Lights, computers, kitchen appliances and roof exhaust fans are all going dark and falling silent when they’re not in use.
All the while, energy specialist and operations assistant Jean Harper-Smith has been vigilantly overseeing all energy consumption so she can quickly identify and correct areas in need of attention.
As a result of its increased emphasis on energy conservation, the division has achieved a 24 percent cost savings over the past two years totaling $787,839 — money that has been applied toward personnel and instruction.
According to Executive Director Kevin McKew, $400,000 a year is the equivalent of seven teaching positions.
“We knew we had to generate internal savings to keep programs alive,” he said.
“It’s the little changes adding up to huge savings. When we have 800,000 square footage of school space and classrooms, if half aren’t practicing efficiency, it translates into huge dollars.”
The savings began in 2010, when Winchester Public Schools formed an alliance with Texas-based energy conservation company Cenergistic to implement an energy-savings program.
The company trained Harper-Smith and staff to analyze all energy use throughout the division, including natural gas and electricity, water and sewer, heating and cooling, energy management systems, behavior modification, and grounds care.
Harper-Smith tracks energy consumption with energy-accounting software and compares consumption now to what it was before the program started.

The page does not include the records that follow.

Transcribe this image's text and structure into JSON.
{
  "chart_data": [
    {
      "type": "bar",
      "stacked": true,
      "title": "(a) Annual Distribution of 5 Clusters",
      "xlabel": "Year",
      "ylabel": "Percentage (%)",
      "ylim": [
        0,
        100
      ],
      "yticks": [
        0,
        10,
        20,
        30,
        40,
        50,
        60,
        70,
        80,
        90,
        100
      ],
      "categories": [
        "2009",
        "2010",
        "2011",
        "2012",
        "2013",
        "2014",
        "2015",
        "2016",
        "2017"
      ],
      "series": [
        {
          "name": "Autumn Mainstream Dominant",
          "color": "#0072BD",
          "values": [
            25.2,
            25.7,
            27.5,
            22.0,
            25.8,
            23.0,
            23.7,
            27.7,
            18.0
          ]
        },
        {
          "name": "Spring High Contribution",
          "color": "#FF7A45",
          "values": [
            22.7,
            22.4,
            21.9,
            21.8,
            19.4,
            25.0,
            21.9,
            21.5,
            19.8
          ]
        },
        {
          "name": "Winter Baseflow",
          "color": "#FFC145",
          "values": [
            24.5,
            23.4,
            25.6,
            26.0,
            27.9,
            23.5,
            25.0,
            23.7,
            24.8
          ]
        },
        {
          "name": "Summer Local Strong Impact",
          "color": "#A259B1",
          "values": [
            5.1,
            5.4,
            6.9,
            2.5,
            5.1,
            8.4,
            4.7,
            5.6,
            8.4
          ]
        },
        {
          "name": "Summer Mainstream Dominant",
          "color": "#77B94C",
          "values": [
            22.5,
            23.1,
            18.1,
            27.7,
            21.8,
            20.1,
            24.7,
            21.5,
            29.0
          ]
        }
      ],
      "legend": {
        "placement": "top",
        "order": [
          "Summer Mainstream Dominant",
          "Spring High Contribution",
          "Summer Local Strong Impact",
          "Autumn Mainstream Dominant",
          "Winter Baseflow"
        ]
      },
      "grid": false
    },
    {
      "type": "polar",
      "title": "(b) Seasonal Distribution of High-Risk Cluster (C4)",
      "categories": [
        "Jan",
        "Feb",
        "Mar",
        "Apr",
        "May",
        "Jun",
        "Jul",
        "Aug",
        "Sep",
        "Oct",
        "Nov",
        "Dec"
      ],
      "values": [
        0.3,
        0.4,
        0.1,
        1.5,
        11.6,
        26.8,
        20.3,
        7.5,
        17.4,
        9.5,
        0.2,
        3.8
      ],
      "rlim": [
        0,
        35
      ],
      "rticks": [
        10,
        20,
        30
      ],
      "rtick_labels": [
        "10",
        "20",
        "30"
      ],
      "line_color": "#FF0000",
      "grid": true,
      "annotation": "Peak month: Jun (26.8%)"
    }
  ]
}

“This district is very good about cooperating with the program,” she said. “Everybody works as a team.”
The savings have come from turning off roof exhaust fans and units when buildings are not being occupied, setting heating and cooling to come on at certain times of the day instead of running 24 hours, reducing energy use in the summer months, updating old or failing systems, shutting down all elementary school kitchens in the summer and storing food at one kitchen, and reducing water used in landscaping and irrigation.
There have also been behavioral and cultural changes.
Teachers and staff are now advised to turn everything off at the end of the day and to keep their eyes open for things like leaky faucets or lights left on in empty rooms.
“At one time, custodians would come in and turn on all the lights in the entire school,” Harper-Smith said.
“That’s dollars out the window,” McKew added.
Because of the savings, the division’s proposed utilities budget for fiscal year 2013-14 is $1.5 million instead of $2.3 million, McKew said.
The division is paying Cenergistic — which will present the division with its Environmental Excellence Award on Dec. 10 — $8,000 per month for the first four years.
In 26 years, the company has worked with more than 1,250 educational, ministry and health care organizations to help them save more than $3 billion in utility costs.